Ce 16 novembre restera gravé dans l’histoire de l’agence américaine : après plus d’une décennie de développement et plusieurs reports, le Space Launch System (SLS) a réussi son premier décollage il y a quelques heures. La mission Artemis I est en transit pour la Lune, et signe dans les premières heures un succès déterminant pour la NASA.

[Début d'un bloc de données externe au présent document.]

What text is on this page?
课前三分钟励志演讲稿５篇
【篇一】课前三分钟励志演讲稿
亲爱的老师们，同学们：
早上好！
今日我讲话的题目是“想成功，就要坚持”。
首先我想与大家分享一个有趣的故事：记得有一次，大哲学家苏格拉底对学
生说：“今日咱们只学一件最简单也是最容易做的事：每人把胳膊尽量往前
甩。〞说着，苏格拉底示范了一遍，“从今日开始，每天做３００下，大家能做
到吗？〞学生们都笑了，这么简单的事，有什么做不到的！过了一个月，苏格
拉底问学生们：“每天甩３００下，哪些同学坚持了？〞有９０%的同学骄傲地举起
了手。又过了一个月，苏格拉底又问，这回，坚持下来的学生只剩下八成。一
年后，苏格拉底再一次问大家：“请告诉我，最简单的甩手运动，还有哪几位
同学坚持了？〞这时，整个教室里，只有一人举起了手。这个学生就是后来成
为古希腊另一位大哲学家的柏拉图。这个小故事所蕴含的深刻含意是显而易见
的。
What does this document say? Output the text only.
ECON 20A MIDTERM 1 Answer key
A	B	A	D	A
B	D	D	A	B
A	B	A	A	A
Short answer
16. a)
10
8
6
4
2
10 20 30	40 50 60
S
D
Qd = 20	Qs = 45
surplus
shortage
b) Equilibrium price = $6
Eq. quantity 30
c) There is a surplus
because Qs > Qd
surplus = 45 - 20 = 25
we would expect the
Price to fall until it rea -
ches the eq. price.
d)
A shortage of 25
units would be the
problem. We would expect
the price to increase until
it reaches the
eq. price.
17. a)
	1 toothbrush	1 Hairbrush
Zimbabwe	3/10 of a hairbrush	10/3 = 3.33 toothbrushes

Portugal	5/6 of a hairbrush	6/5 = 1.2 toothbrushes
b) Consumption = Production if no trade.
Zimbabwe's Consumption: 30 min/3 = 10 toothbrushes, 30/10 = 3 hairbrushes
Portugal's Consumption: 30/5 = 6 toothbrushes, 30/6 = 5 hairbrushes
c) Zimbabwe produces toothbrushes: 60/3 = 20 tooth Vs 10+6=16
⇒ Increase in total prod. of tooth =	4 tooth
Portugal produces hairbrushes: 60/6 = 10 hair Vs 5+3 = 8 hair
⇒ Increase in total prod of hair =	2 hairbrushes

Floride. Après 7 années de développement, 2 ans de production et d’assemblage, presque une année de tests avant l’arrivée sur la Space Coast, puis plusieurs mois de tentatives de décollage, le soulagement de l’ensemble des équipes était palpable lorsque le centre de contrôle a annoncé les dernières minutes du compte à rebours. La dernière nuit elle-même n’aura pas été des plus calmes. Dans la soirée du 15 novembre, le centre de contrôle a autorisé le remplissage des réservoirs, étape particulière car lors des tentatives précédentes, les équipes au sol avaient détecté plusieurs fuites… Notamment sur les lignes d’approvisionnement en hydrogène (les 4 moteurs principaux RS-25 sont alimentés en oxygène et hydrogène liquides). Cette fois le remplissage a bien eu lieu, mais il a fallu plusieurs interventions.
…Et quelques frayeurs avant le décollage.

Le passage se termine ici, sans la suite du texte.